You could call it an immature treatment of the human condition -- the-devil-made-me-do-it defense. It releases the person from the consequences of his/her actions and doesn't promote personal growth. To focus on silly transgressions such as nail polish is a grand diversion from the Elephant on the Table, i.e., the sin of being human, which is our participation (conscious or not) in the extinction of other life (human, animal, vegetable and mineral).

(Let me digress to muse about a Christian ritual: saying grace before meals. I think this is probably a universal ritual that finds many forms because it fulfills a need for us, as humans, to acknowledge that our sustenance depends on the sacrifice of other forms of life. In any case, it's a useful meditation on interconnectedness. I always found it odd that the OALC doesn't practice it.)

Imagine an alien reviewing our planet's history and trying to understand the different religions and how they deal with the problem of evil. Think of the long history of sacrifices (human and otherwise) that people all over the planet used to gain favor with fickle gods, who could punish them with earthquakes, drought, pestilence and famine. Or could, with appropriate sacrifices, be made happy.

Are not these gods externalizations of the human impulses for punishment and retribution and forgiveness? And weren't the sacrifice victims stand-ins for the people? To be human is to know that the capacity for evil is in oneself -- no one is exempt. And to be human is to know that the capacity for love is enormous. What is revolutionary about Christ is the profound personalization of that drama. He took this history of sacrifice and said, basically, it stops here. I am you (whatever your color or sex or status) and I paid the price, and you are forgiven, now and forever. Furthermore. . . . that enormous love you feel? THAT is God. God is love. God is in you. So act on it.

Now, to feel forgiven for being human (the original sin) and to feel the enormous love within: that is truly living in grace. It inspires us to be hopeful, compassionate, forgiving. Happy. Appreciative of our existence for this brief moment in the history of time. Intensely aware of the oneness of all life.

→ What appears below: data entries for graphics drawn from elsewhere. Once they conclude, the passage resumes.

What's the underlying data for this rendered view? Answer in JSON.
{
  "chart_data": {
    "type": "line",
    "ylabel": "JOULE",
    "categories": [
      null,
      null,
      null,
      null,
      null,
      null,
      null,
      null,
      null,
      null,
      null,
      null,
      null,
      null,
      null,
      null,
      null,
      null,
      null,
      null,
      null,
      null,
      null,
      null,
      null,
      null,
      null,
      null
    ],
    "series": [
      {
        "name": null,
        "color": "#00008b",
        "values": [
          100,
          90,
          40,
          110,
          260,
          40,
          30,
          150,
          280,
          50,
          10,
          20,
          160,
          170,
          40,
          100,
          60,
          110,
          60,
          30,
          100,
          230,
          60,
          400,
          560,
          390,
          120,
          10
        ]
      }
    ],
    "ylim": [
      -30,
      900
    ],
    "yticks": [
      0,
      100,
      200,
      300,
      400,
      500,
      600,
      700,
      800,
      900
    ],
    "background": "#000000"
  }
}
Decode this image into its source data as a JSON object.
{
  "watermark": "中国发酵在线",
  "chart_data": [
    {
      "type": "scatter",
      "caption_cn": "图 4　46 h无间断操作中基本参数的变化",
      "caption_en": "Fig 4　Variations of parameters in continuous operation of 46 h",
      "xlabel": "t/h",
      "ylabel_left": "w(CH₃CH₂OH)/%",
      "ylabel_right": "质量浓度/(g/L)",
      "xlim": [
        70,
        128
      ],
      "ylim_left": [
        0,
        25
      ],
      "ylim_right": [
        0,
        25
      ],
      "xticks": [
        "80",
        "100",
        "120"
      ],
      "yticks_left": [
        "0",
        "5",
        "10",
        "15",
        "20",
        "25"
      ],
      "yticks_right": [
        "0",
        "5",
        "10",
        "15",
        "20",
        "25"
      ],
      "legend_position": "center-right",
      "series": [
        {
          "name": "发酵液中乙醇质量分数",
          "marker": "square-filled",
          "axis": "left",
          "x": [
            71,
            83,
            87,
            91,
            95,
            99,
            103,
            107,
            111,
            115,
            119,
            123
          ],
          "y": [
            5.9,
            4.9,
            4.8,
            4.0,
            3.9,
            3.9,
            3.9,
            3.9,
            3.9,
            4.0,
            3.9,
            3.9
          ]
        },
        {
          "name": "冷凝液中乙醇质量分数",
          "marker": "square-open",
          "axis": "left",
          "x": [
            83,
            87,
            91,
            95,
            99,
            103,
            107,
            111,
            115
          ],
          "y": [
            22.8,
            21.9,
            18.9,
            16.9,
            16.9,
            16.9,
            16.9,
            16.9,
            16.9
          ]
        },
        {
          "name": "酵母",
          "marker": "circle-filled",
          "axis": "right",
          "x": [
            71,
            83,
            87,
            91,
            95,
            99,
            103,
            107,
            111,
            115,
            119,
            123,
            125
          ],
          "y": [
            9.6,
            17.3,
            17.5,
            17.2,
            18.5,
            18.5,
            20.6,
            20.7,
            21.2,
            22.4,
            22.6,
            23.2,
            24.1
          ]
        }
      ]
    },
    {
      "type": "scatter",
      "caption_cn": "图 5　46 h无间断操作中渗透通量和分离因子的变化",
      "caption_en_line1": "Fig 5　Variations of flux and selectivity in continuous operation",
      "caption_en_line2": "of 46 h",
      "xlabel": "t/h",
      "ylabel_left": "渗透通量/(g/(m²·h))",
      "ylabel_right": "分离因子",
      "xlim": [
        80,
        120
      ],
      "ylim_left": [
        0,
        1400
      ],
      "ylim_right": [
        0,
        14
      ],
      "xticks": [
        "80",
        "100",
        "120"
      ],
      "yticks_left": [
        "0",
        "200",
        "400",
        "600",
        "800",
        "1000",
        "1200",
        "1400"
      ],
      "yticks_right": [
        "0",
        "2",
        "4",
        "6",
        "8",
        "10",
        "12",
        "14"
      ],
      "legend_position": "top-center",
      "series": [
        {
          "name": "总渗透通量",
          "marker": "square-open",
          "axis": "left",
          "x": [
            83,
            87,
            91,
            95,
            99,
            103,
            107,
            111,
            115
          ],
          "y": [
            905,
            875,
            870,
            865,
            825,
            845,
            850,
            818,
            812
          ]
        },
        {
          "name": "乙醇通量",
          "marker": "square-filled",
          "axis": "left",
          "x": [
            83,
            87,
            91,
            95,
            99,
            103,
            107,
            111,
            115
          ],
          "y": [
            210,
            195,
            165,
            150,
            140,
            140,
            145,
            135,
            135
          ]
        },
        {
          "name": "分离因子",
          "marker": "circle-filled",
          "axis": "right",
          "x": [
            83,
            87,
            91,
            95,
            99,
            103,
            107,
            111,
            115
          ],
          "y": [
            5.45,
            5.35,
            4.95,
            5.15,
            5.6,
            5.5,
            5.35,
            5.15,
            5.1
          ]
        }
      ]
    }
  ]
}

Perhaps the profound depression in the OALC -- both doctrinal and psychological (a dense fog hangs over the whole enterprise) -- is due to a wobbly faith in (1) one's own perpetual state of grace, and (2) God's indwelling. In psychological terms, the OALC continues to externalize Good and Evil. Until they are internalized, with Good/God/Love the victor, and the victory emphasized continually through worship and/or practice, the tendency is toward insecurity, depression, and passive-aggressive narcissism. (Does this make sense? I have provisional faith in the idea. Prove me wrong!)